Graph Valid Tree

Question

Given n nodes labeled from 0 to n - 1 and a list of undirected edges (each edge is a pair of nodes), write a function to check whether these edges make up a valid tree.

For example:

Given n = 5 and edges = [[0, 1], [0, 2], [0, 3], [1, 4]], return true.

Given n = 5 and edges = [[0, 1], [1, 2], [2, 3], [1, 3], [1, 4]], return false.

Hint:

Given n = 5 and edges = [[0, 1], [1, 2], [3, 4]], what should your return? Is this case a valid tree?
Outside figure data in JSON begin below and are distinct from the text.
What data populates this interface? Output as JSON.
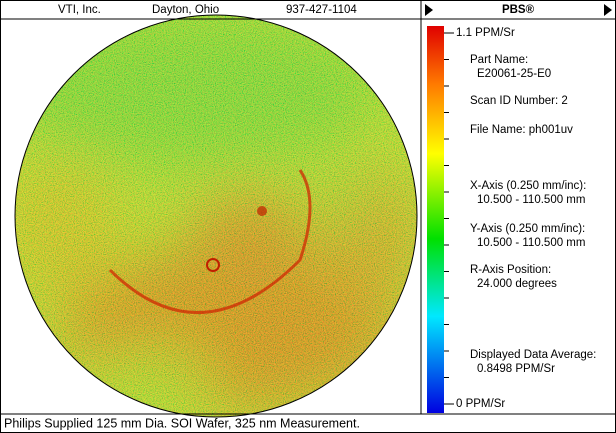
{
  "header": {
    "company": "VTI, Inc.",
    "location": "Dayton, Ohio",
    "phone": "937-427-1104",
    "panel_title": "PBS®"
  },
  "colorbar": {
    "max_label": "1.1 PPM/Sr",
    "min_label": "0 PPM/Sr"
  },
  "info": [
    [
      "Part Name:",
      "E20061-25-E0"
    ],
    [
      "Scan ID Number: 2"
    ],
    [
      "File Name: ph001uv"
    ],
    [
      "X-Axis (0.250 mm/inc):",
      "10.500 - 110.500 mm"
    ],
    [
      "Y-Axis (0.250 mm/inc):",
      "10.500 - 110.500 mm"
    ],
    [
      "R-Axis Position:",
      "24.000 degrees"
    ],
    [
      "Displayed Data Average:",
      "0.8498 PPM/Sr"
    ]
  ],
  "footer": {
    "caption": "Philips Supplied 125 mm Dia. SOI Wafer, 325 nm Measurement."
  }
}
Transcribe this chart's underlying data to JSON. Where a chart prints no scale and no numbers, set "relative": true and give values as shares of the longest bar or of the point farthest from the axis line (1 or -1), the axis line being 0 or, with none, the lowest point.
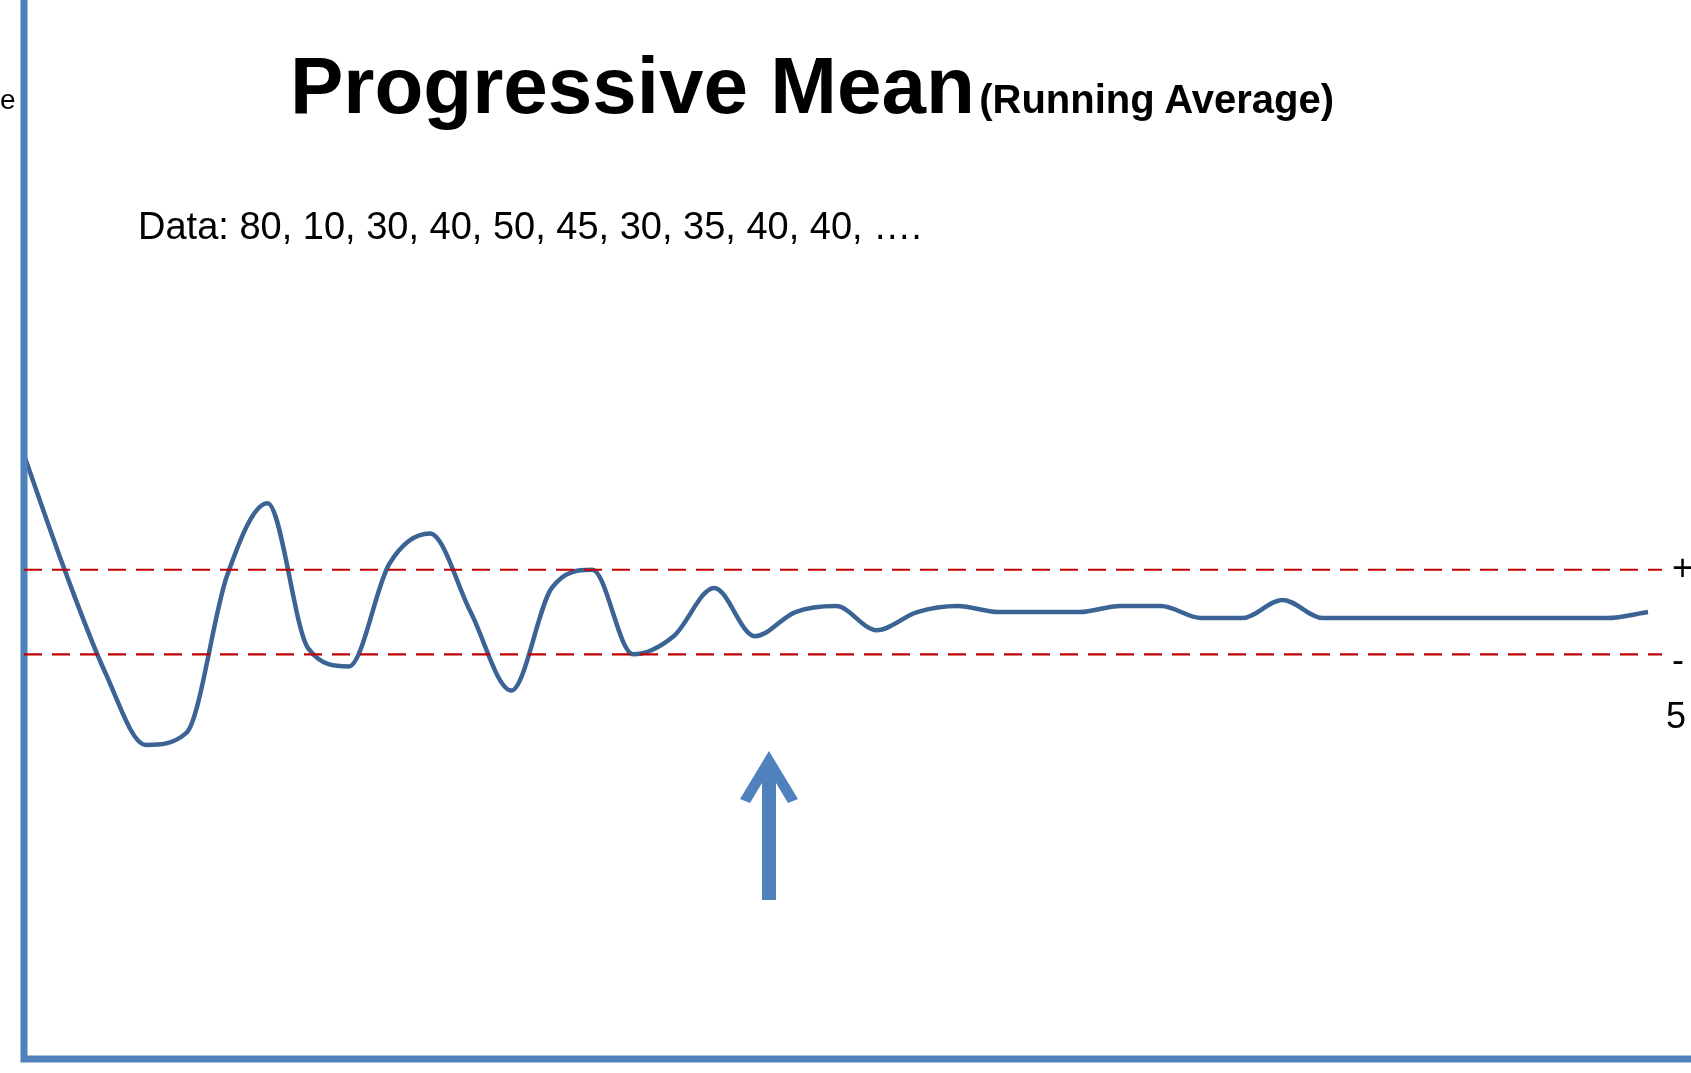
{
  "chart_data": {
    "type": "line",
    "title": "Progressive Mean",
    "subtitle": "(Running Average)",
    "annotations": [
      "Data:  80, 10, 30, 40, 50, 45, 30, 35, 40, 40, ….",
      "5",
      "e"
    ],
    "relative": true,
    "legend": false,
    "grid": false,
    "marker": "none",
    "line_style": "solid",
    "categories": [
      null,
      null,
      null,
      null,
      null,
      null,
      null,
      null,
      null,
      null,
      null,
      null,
      null,
      null,
      null,
      null,
      null,
      null,
      null,
      null,
      null,
      null,
      null,
      null,
      null,
      null,
      null,
      null,
      null,
      null,
      null,
      null,
      null,
      null,
      null,
      null,
      null,
      null,
      null,
      null,
      null
    ],
    "series": [
      {
        "color": "#3b6494",
        "values": [
          1.0,
          0.81,
          0.64,
          0.52,
          0.54,
          0.8,
          0.92,
          0.68,
          0.65,
          0.82,
          0.87,
          0.74,
          0.61,
          0.78,
          0.81,
          0.67,
          0.7,
          0.78,
          0.7,
          0.74,
          0.75,
          0.71,
          0.74,
          0.75,
          0.74,
          0.74,
          0.74,
          0.75,
          0.75,
          0.73,
          0.73,
          0.76,
          0.73,
          0.73,
          0.73,
          0.73,
          0.73,
          0.73,
          0.73,
          0.73,
          0.74
        ]
      }
    ],
    "ref_lines": [
      {
        "axis": "y",
        "value": 0.81,
        "label": "+",
        "color": "#c00000",
        "line_style": "dashed"
      },
      {
        "axis": "y",
        "value": 0.67,
        "label": "-",
        "color": "#c00000",
        "line_style": "dashed"
      }
    ]
  }
}
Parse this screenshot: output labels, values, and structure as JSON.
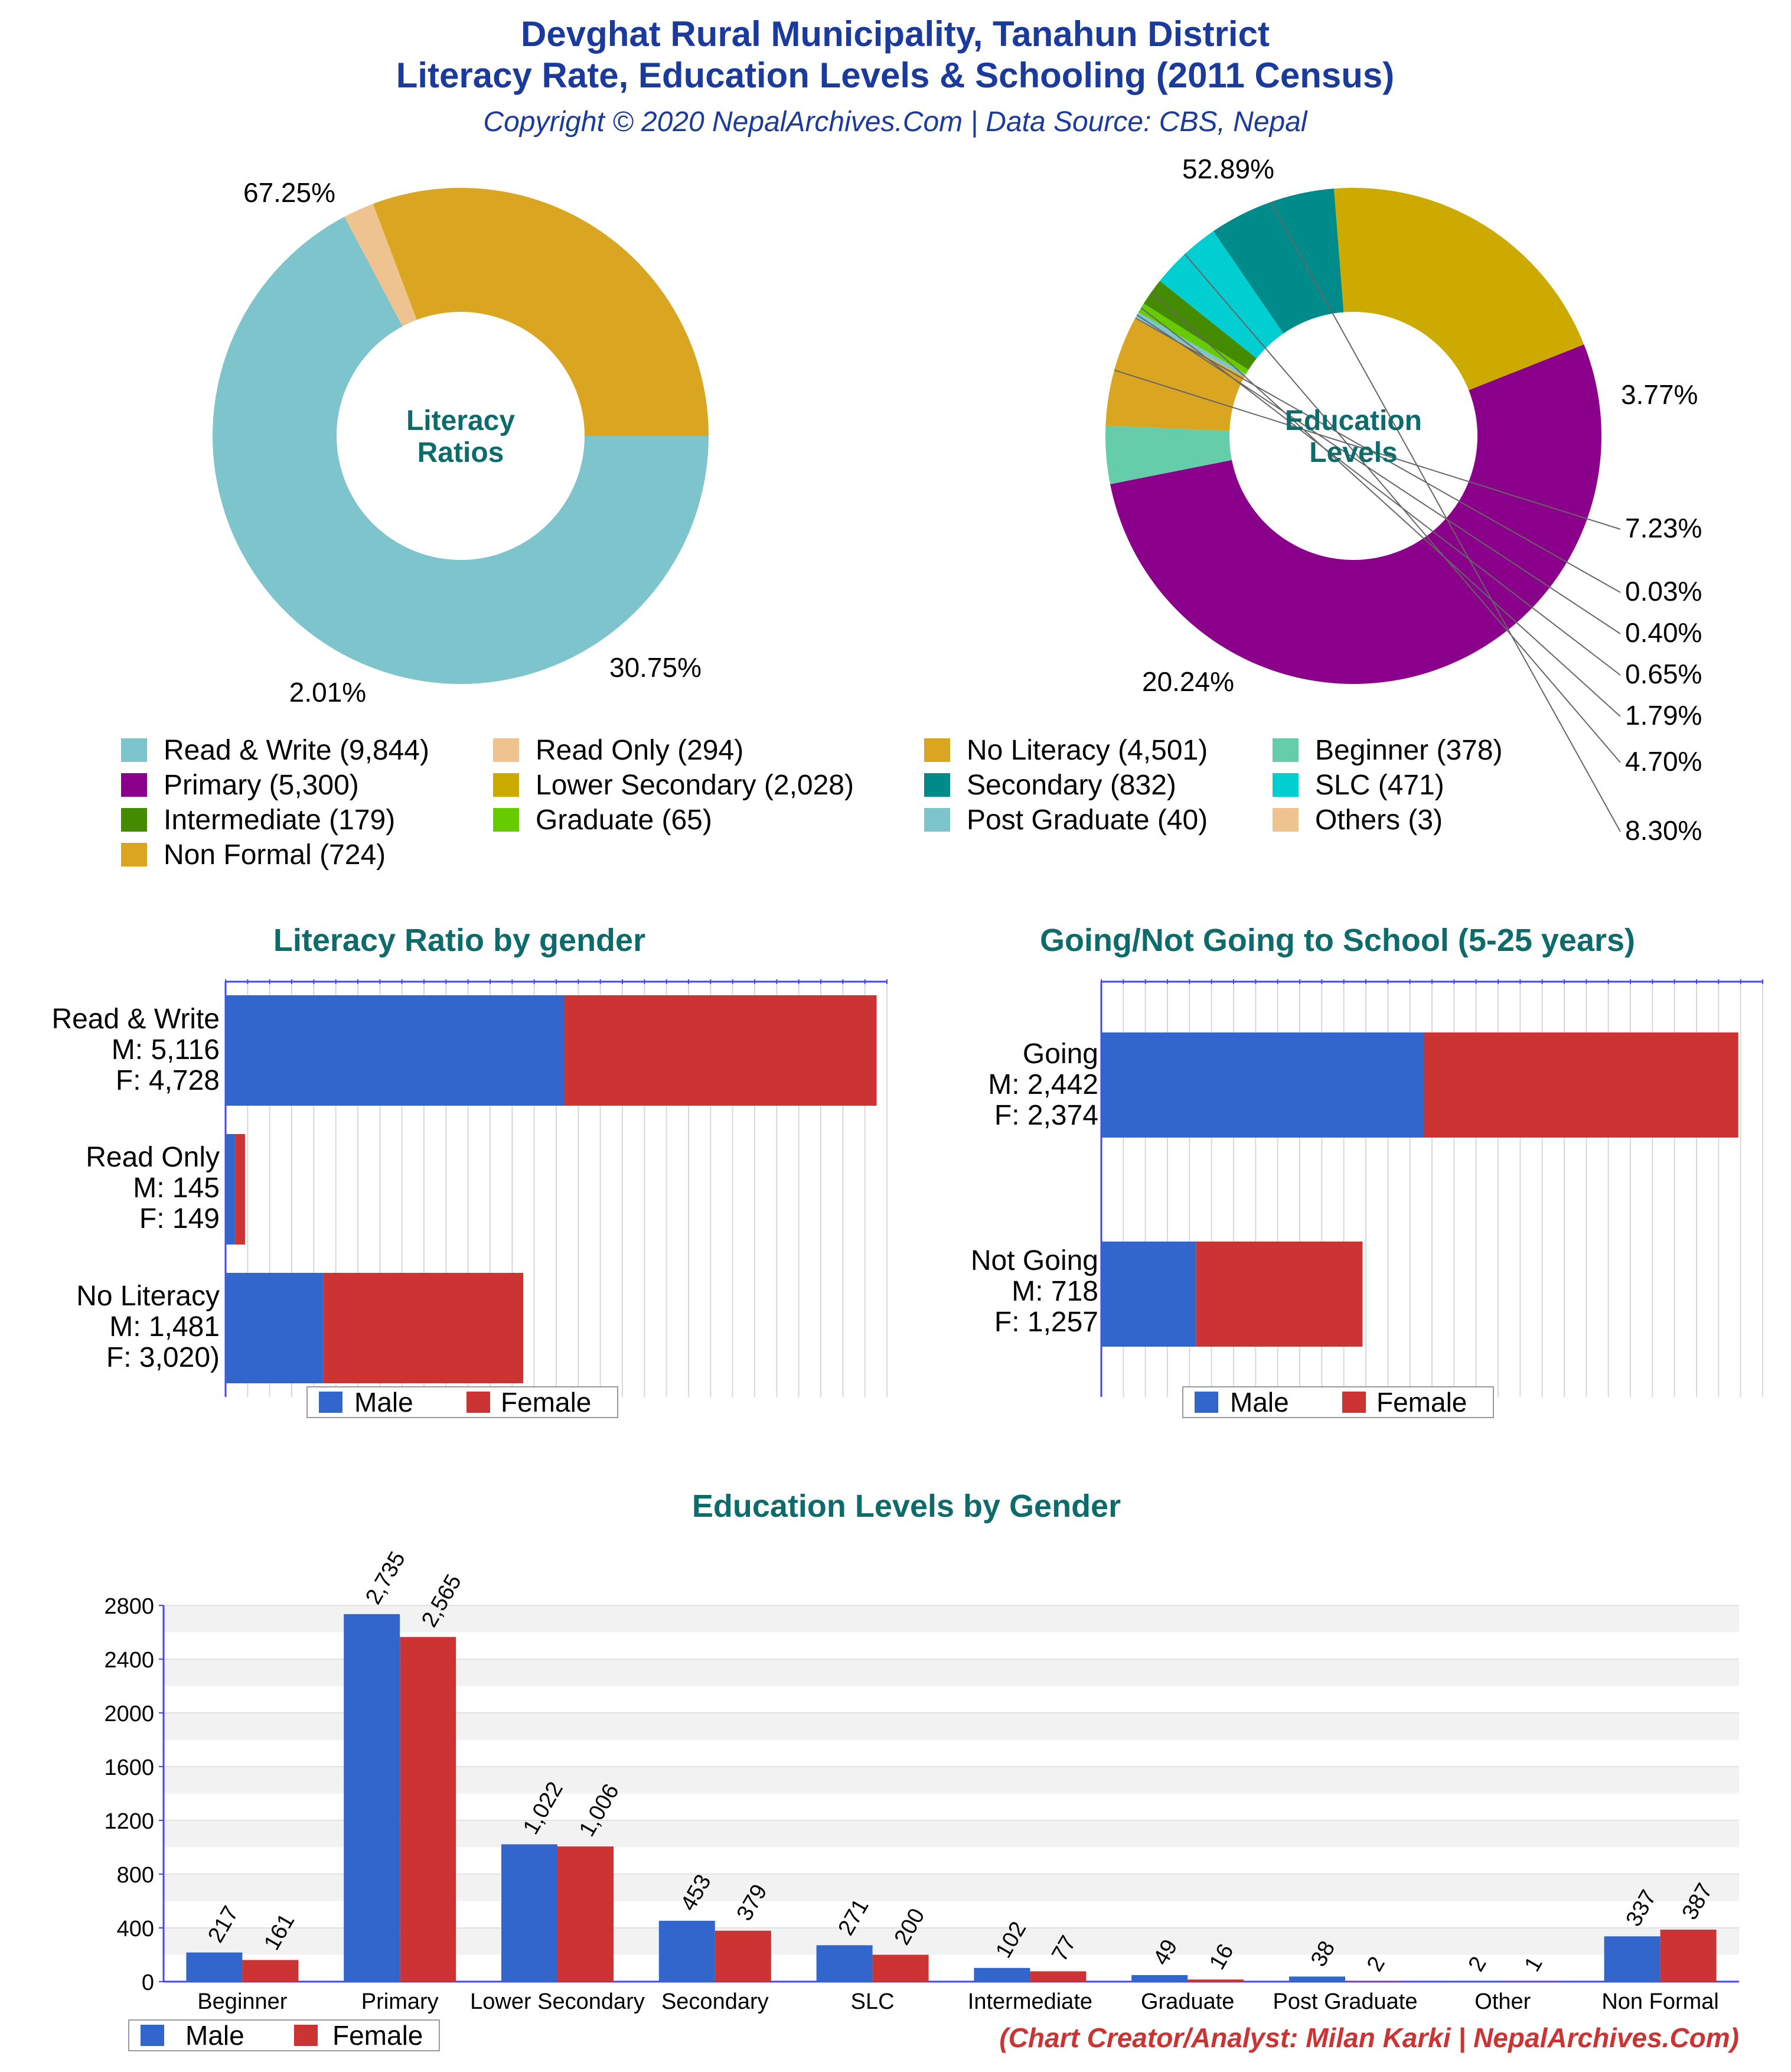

According to the definition of tree on Wikipedia: “a tree is an undirected graph in which any two vertices are connected by exactly one path. In other words, any connected graph without simple cycles is a tree.” Note: you can assume that no duplicate edges will appear in edges. Since all edges are undirected, [0, 1] is the same as [1, 0] and thus will not appear together inedges.

Solution

  1. Treating input as graph, making sure no cycles and one connected component.
  2. check for cycle and connectness in Graph can be done by DFS, BFS and Union-find

DFS from here

class Solution {
public:
    bool validTree(int n, vector<pair<int, int>>& edges) {
        vector<vector<int>> matrix(n);
        for (auto e : edges) {
            matrix[e.first].push_back(e.second);
            matrix[e.second].push_back(e.first);
        }

        int path[n];
        fill(path, path + n, 0);
        path[0] = 1;
        if (hasCycle(matrix, n, 0, -1, path)) return false; // has cycle
        if (accumulate(path, path + n, 0) < n) return false; // not fully connected
        return true;
    }

    bool hasCycle(vector<vector<int>> &matrix, int n, int src, int pre, int path[]) {
        for (auto i:matrix[src]) {
            if (i != pre) {
                if (path[i]) return true;
                path[i] = 1;
                if (hasCycle(matrix, n, i, src, path)) return ture;
            }
        }
        return false;
    }

}